7 thoughts on “The French regional banks – part two (2/2)

  1. Thanks for the article. I don’t own all of them, not for any particular reason , at the time I simply had a certain amount to invest and it made more sense to buy fewer. Only one has performed badly, and that is CRPB2 , would you have any idea why this might be the case ?


    1. Always nice to hear from someone who also owns some of the regional banks, there aren’t to many of us out there 🙂 How long have you been an shareholder and how did you come across the idea?
      My knowledge about the individual banks is quite limited I must admit. I found it hard from a language point of view to dig into the specific banks. Thats one of the reasons I decided to buy a basket of all thirteen. So for your question I unfortunately have no good answer.


      1. Since November 2014 and I may have added a little since then. I first heard about them a year earlier listening to a manual of ideas podcast where the fund manager from Amiral Gestion was interviewed. I then dragged my feet and finally bit the bullet after an oddball stocks recommendation. I also had an article in Les Echos, which described some of the banks in terms of their regions, and I I used that to help me decide which 6 to buy.

        Liked by 1 person

  2. Great post! It is rare to see such well written research on blogs. Kudos to you, Sir.
    Personally I am hesitating to invest in French stocks at this juncture because of the upcoming general elections in June, and I am cautious about the european banking sector due to uncertainty about new Bâle IV rules.

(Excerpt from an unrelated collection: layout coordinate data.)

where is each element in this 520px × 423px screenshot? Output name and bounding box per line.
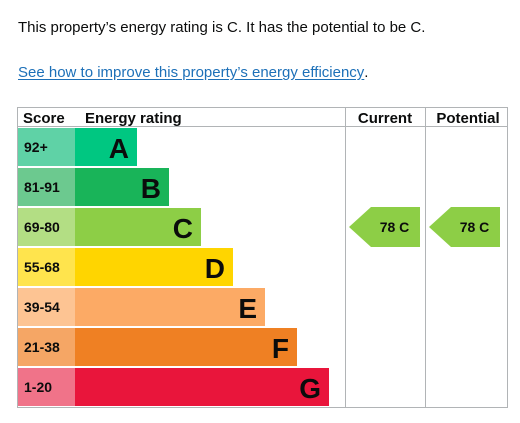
score-column-header: Score (23, 110, 65, 127)
rating-bar-f (75, 328, 297, 366)
potential-rating-arrow (429, 207, 500, 247)
link-period: . (364, 64, 369, 81)
rating-bar-g (75, 368, 329, 406)
score-label: 39-54 (24, 299, 60, 315)
rating-bar-e (75, 288, 265, 326)
current-rating-arrow (349, 207, 420, 247)
current-column-header: Current (358, 110, 412, 127)
score-label: 1-20 (24, 379, 52, 395)
score-label: 21-38 (24, 339, 60, 355)
rating-letter: A (109, 133, 129, 164)
energy-rating-column-header: Energy rating (85, 110, 182, 127)
rating-bar-a (75, 128, 137, 166)
rating-letter: F (272, 333, 289, 364)
score-cell-b (18, 168, 75, 206)
score-cell-a (18, 128, 75, 166)
current-rating-label: 78 C (380, 219, 410, 235)
improve-efficiency-link[interactable]: See how to improve this property’s energ… (18, 64, 365, 81)
graph-grid (17, 107, 508, 408)
rating-letter: G (299, 373, 321, 404)
rating-bands: 92+ A 81-91 B 69-80 C 55-68 D 39-54 E 21-38 F 1-20 G (18, 128, 329, 406)
potential-rating-label: 78 C (460, 219, 490, 235)
score-label: 55-68 (24, 259, 60, 275)
score-cell-d (18, 248, 75, 286)
rating-letter: C (173, 213, 193, 244)
rating-indicators: 78 C 78 C (349, 207, 500, 247)
score-cell-g (18, 368, 75, 406)
rating-bar-b (75, 168, 169, 206)
rating-letter: E (238, 293, 257, 324)
rating-letter: D (205, 253, 225, 284)
score-cell-c (18, 208, 75, 246)
potential-column-header: Potential (436, 110, 499, 127)
score-label: 69-80 (24, 219, 60, 235)
score-cell-e (18, 288, 75, 326)
graph-border (17, 107, 508, 408)
energy-rating-summary: This property’s energy rating is C. It h… (18, 19, 426, 36)
rating-letter: B (141, 173, 161, 204)
rating-bar-c (75, 208, 201, 246)
score-label: 92+ (24, 139, 48, 155)
score-cell-f (18, 328, 75, 366)
score-label: 81-91 (24, 179, 60, 195)
rating-bar-d (75, 248, 233, 286)
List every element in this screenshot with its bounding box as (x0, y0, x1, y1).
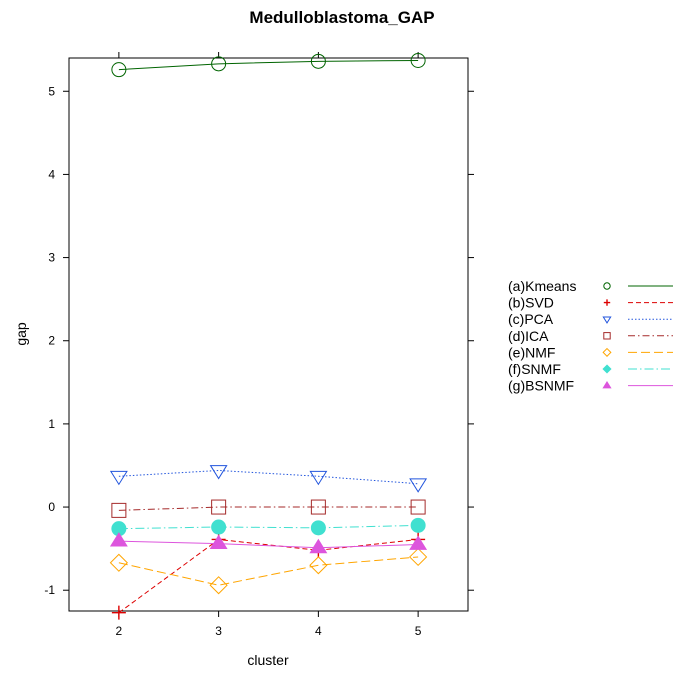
x-axis-label: cluster (247, 652, 289, 668)
legend-item: (c)PCA (508, 311, 673, 327)
series-3 (111, 499, 426, 518)
legend-marker (603, 332, 611, 340)
legend-label: (a)Kmeans (508, 278, 576, 294)
chart-title: Medulloblastoma_GAP (249, 8, 434, 27)
data-point (310, 520, 326, 536)
legend-item: (f)SNMF (508, 361, 673, 377)
legend-marker (602, 316, 612, 324)
data-point (211, 56, 227, 72)
series-5 (111, 517, 426, 537)
data-point (209, 465, 228, 480)
legend-label: (e)NMF (508, 344, 555, 360)
data-point (410, 517, 426, 533)
y-axis-label: gap (13, 322, 29, 346)
data-point (209, 534, 228, 550)
legend: (a)Kmeans(b)SVD(c)PCA(d)ICA(e)NMF(f)SNMF… (508, 278, 673, 394)
legend-label: (c)PCA (508, 311, 554, 327)
legend-marker (603, 299, 611, 306)
legend-item: (d)ICA (508, 328, 673, 344)
x-tick-label: 3 (215, 624, 222, 638)
data-point (309, 470, 328, 486)
legend-item: (b)SVD (508, 295, 673, 311)
legend-label: (g)BSNMF (508, 378, 574, 394)
legend-marker (602, 347, 612, 357)
data-point (410, 52, 426, 68)
x-tick-label: 4 (315, 624, 322, 638)
series-line (118, 524, 419, 530)
legend-item: (g)BSNMF (508, 378, 673, 394)
data-point (410, 499, 426, 515)
data-point (209, 576, 228, 595)
data-point (309, 538, 328, 554)
y-tick-label: 4 (48, 167, 55, 181)
data-point (111, 62, 127, 78)
series-2 (109, 465, 428, 493)
y-tick-label: -1 (44, 583, 55, 597)
data-point (111, 605, 126, 620)
y-tick-label: 3 (48, 251, 55, 265)
legend-label: (f)SNMF (508, 361, 561, 377)
y-tick-label: 1 (48, 417, 55, 431)
y-tick-label: 5 (48, 84, 55, 98)
data-point (409, 547, 428, 567)
data-point (409, 535, 428, 550)
data-point (211, 519, 227, 535)
series-line (118, 538, 419, 614)
y-tick-label: 2 (48, 334, 55, 348)
series-4 (109, 547, 428, 595)
series-0 (111, 52, 426, 78)
y-tick-label: 0 (48, 500, 55, 514)
series-6 (109, 532, 428, 554)
series-line (118, 556, 419, 586)
data-point (109, 553, 128, 572)
series-line (118, 59, 419, 71)
x-tick-label: 5 (415, 624, 422, 638)
data-point (310, 53, 326, 69)
data-point (310, 499, 326, 515)
series-layer (109, 52, 428, 620)
data-point (409, 478, 428, 493)
legend-item: (e)NMF (508, 344, 673, 360)
y-axis: -1 0 1 2 3 4 5 (44, 84, 474, 597)
legend-label: (d)ICA (508, 328, 549, 344)
plot-frame (68, 57, 469, 612)
legend-marker (603, 282, 611, 290)
data-point (109, 532, 128, 547)
legend-marker (602, 380, 612, 389)
data-point (109, 470, 128, 486)
legend-label: (b)SVD (508, 295, 554, 311)
x-axis: 2 3 4 5 (116, 52, 422, 638)
data-point (211, 499, 227, 515)
series-line (118, 506, 419, 511)
legend-marker (602, 364, 612, 374)
data-point (111, 502, 127, 518)
legend-item: (a)Kmeans (508, 278, 673, 294)
series-line (118, 540, 419, 549)
data-point (309, 556, 328, 575)
x-tick-label: 2 (116, 624, 123, 638)
series-line (118, 469, 419, 485)
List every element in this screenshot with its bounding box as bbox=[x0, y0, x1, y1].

    1. Thanks for your kind words Joe, that means a lot!
      Thats what people said pre-Brexit, pre-Trump and pre-Basel III as well 😉 I understand your concern but I don’t think it should affect the way you approach investing. I always think of the quote: “this too shall pass” and that in investing you get rewarded for not avoiding uncertainty. Also, banks are the very heart in our capitalistic societies so although future Basel requirements might be more stringent I’m quite sure they won’t change the the situation a lot. I might be wrong but the decisions I take is based on the circumstances and fact i have today, everything else is speculation.


  3. Väldigt bra write-up! Ser ju onekligen intressant ut, med 5% direktavkastning, 5% årlig tillväxt i bokfört EK, alla banker klarade sig fint igenom finanskrisen med positiv vinst samt potentiella katalysatorer.

    Jag vet inte om du sett denna länk–>

    Men Nate från oddball stocks väcker några frågor bl.a. att regionsbankerna lånar ut delar av deras deposits till Credit Agricole group. Givet den nya strukturen, så har ju regionsbankerna ett fortsatt stort ägarintresse I Credit Agricole S.A. och jag antar att de kommer fortsatta låna ut deras kapital till denna bank så givet en investering i regionsbankerna så tar man potentiellt risk mot Credit Agricole S.A. Har du funderat nåt på detta?

    För övrigt: i Credit Agricole S.A. årsredovisning för 2015 står det: “Due to internal financial mechanisms within Crédit Agricole Group, savings deposited in the Regional Banks (passbook savings accounts, home savings plans, savings bonds and term accounts, time deposits, etc.) are centralised on Crédit Agricole S.A.’s balance sheet.”


    1. Tack för de värmande orden Wiman 🙂

      En bra och viktig fråga även om jag inte haft den i fokus! Diskussionen på COB har jag läst några gånger. Har försökt gräva i det men kommer inte till någon bra och djupare slutsats om det är till fördel/nackdel för regionbankerna, troligen både och. Värt att poängtera är att både “risk and benefits” av fordringarna kvarstår hos regionbankerna även om de lånas ut till ACA. Som du är inne på finns det en exponering mot ACA via en investering i regionbankerna men jag ser inte enbart det som en nackdel/risk.

      Gällande citatet från 2015 årsredovisningen är min gissning att det hänförs till och förklaras av att ACA då ägde ca 25 % i varje regionbank.